Show that if a holomorphic function has a constant absolute value, it must be a constant.
Suppose $f(z)=u(z)+iv(z)$ is holomorphic (where $z=x+iy$ is complex), and that $(u(z))^2+(v(z))^2=C$ for some constant $C$.
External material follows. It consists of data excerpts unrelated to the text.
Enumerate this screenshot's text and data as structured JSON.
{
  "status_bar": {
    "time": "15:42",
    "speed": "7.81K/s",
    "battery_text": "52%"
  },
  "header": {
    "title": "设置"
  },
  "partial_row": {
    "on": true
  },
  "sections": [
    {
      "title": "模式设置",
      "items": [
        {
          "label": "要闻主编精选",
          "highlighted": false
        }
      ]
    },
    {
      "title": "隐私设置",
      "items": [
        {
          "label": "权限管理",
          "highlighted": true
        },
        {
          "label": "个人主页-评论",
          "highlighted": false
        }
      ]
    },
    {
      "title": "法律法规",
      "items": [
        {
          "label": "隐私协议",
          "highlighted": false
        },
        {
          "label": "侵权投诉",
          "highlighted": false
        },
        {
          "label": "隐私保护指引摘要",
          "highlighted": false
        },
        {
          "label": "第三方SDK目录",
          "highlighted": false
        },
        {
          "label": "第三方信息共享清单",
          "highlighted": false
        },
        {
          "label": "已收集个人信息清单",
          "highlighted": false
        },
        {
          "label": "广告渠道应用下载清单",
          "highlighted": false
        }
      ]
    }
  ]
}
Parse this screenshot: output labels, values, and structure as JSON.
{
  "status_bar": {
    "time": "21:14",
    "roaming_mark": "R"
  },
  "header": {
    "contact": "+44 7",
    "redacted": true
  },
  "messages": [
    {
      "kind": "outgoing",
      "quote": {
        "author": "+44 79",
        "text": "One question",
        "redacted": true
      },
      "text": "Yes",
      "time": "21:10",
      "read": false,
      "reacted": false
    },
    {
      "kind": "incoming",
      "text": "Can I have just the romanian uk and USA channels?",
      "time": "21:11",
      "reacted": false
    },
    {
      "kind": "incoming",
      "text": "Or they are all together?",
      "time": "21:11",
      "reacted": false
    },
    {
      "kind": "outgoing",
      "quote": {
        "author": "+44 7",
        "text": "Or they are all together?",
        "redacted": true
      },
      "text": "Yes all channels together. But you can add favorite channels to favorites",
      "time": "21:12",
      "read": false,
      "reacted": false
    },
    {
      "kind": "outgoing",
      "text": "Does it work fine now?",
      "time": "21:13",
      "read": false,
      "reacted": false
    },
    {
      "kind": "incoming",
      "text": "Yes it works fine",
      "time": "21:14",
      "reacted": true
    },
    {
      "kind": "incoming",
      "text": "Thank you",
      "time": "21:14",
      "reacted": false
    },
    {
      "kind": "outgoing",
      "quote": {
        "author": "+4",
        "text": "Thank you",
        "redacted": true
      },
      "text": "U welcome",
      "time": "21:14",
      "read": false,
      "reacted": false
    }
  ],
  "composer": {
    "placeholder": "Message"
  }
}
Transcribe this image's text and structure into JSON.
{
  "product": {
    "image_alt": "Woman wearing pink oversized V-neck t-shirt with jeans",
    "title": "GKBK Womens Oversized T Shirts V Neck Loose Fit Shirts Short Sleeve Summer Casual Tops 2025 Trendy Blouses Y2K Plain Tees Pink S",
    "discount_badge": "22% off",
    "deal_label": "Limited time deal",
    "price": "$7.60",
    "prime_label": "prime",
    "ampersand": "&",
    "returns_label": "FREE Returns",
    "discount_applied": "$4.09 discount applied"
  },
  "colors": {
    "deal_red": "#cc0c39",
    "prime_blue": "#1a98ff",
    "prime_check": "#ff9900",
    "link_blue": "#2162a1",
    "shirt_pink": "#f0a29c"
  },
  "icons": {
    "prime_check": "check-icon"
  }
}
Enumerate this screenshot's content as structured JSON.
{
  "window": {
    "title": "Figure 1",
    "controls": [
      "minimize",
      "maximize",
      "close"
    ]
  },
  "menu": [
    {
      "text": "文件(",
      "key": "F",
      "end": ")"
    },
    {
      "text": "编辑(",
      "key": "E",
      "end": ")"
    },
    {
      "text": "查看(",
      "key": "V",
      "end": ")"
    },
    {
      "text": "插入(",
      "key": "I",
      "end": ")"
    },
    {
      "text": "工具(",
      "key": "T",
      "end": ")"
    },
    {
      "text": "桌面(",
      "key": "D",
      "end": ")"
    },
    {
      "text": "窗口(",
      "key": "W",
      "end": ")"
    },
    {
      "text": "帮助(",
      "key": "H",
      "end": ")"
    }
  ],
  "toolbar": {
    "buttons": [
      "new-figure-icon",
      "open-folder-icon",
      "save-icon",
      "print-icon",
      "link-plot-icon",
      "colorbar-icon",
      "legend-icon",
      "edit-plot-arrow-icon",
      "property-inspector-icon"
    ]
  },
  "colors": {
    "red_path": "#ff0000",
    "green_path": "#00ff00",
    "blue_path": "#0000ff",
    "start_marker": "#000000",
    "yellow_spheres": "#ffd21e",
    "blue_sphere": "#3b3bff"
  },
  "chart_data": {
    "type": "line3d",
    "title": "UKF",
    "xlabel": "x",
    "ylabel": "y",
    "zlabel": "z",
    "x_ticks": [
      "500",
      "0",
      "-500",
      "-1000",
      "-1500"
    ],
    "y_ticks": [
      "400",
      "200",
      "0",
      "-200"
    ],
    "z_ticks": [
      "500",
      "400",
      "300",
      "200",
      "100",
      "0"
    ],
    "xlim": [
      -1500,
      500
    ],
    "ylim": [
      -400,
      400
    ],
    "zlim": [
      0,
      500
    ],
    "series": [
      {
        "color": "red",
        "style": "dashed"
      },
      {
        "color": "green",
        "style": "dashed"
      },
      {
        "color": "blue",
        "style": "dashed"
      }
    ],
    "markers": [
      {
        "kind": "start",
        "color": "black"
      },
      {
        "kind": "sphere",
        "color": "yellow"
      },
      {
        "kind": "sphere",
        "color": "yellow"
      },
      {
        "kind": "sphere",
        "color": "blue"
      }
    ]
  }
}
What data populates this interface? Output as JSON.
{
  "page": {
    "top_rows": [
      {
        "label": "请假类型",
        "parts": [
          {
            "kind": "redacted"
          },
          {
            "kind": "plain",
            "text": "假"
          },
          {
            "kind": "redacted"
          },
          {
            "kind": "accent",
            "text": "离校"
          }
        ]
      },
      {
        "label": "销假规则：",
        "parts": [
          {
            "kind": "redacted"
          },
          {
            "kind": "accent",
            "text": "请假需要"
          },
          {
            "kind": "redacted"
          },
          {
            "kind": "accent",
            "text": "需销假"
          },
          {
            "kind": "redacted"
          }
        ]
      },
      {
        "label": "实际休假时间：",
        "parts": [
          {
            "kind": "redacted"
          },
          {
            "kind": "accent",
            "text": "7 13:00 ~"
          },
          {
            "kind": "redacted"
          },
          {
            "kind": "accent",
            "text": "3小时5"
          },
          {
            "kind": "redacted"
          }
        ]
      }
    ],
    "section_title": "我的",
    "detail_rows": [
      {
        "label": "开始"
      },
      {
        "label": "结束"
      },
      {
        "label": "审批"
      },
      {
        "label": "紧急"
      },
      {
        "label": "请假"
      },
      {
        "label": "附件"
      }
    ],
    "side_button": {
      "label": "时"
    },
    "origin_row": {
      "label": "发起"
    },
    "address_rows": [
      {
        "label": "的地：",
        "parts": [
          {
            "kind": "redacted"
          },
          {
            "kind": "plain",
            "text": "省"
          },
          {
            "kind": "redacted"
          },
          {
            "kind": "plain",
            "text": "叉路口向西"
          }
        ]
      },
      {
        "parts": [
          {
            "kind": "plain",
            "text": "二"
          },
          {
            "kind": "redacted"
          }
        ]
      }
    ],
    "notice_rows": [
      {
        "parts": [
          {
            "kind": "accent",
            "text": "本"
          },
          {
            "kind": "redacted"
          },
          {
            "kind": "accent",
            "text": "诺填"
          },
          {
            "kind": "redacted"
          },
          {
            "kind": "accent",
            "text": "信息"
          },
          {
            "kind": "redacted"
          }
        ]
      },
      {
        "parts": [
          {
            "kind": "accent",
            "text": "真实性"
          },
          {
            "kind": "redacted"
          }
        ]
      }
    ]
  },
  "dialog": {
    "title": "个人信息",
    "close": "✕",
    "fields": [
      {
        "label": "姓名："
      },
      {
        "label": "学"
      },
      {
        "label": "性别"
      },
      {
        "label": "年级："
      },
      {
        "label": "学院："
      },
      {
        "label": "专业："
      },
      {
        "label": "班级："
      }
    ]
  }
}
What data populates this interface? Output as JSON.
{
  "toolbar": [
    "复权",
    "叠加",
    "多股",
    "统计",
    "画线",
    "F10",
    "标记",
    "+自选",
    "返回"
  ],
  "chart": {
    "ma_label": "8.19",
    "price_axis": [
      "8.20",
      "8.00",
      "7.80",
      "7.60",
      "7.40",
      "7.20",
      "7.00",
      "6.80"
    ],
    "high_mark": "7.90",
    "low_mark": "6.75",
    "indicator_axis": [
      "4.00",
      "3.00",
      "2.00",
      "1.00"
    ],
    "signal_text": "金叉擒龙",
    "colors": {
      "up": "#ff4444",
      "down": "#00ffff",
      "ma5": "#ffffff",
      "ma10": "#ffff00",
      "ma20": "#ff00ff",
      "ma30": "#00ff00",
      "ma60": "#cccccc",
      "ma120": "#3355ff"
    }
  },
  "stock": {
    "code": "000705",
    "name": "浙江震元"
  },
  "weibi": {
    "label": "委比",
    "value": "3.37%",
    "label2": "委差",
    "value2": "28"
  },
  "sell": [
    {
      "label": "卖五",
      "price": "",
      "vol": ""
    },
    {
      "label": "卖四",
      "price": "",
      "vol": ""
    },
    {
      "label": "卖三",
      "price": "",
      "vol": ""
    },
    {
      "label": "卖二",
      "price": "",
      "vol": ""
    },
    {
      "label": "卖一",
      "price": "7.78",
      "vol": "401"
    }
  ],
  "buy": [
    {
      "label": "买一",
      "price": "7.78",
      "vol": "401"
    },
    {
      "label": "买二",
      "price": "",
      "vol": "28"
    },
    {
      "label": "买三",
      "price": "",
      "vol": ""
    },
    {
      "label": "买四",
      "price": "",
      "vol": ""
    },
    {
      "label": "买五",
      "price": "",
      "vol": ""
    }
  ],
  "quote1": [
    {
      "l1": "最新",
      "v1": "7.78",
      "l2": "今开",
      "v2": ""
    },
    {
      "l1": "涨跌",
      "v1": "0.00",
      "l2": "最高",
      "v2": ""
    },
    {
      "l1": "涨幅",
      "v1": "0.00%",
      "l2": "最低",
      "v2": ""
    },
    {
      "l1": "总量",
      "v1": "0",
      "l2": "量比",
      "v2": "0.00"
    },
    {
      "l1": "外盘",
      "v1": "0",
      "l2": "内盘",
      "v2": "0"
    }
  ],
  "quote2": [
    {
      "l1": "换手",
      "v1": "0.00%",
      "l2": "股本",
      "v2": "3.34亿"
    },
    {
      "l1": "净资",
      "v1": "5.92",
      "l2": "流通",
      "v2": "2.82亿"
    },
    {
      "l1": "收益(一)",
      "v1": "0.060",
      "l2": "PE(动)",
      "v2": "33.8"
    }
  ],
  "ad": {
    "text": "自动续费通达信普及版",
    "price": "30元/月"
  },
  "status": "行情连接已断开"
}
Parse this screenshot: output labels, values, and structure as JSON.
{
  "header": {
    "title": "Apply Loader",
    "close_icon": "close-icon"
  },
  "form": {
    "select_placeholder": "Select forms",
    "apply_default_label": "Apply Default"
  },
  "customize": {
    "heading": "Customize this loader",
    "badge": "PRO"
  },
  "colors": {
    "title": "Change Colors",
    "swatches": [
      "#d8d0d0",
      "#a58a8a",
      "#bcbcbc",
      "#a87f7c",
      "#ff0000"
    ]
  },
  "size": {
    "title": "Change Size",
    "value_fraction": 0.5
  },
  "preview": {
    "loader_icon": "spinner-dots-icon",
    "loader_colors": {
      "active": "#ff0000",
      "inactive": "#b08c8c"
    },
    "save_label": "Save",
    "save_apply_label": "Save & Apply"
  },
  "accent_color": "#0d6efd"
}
We have $\dfrac{\partial((u(z))^2+(v(z))^2)}{\partial x}= 0$. Applying the chain rule, we find that $$u(z)\cdot\dfrac{\partial u(z)}{\partial x} + v(z)\cdot\dfrac{\partial v(z)}{\partial x} = 0$$
Similarly, $$u(z)\cdot\dfrac{\partial u(z)}{\partial y} + v(z)\cdot\dfrac{\partial v(z)}{\partial y} = 0$$
Using the Cauchy-Riemann differential equations satisfied by any holomorphic function: $$u(z)\cdot\left(-\dfrac{\partial v(z)}{\partial x}\right) + v(z)\cdot\dfrac{\partial u(z)}{\partial x} = 0$$
We can write as a matrix form:
$$\begin{pmatrix} u(z) & v(z) \\ v(z) & -u(z)\end{pmatrix}\begin{pmatrix}\frac{\partial{u(z)}}{\partial{x}}\\\frac{\partial{v(z)}}{\partial{x}}\end{pmatrix} = 0$$
For values of $z$ such that the matrix $A=\begin{pmatrix} u(z) & v(z) \\ v(z) & -u(z)\end{pmatrix}$ is invertible, we get $\dfrac{\partial{u(z)}}{\partial{x}}=\dfrac{\partial{v(z)}}{\partial{x}}=0$. But what can we do for values of $z$ such that the matrix $A$ is not invertible?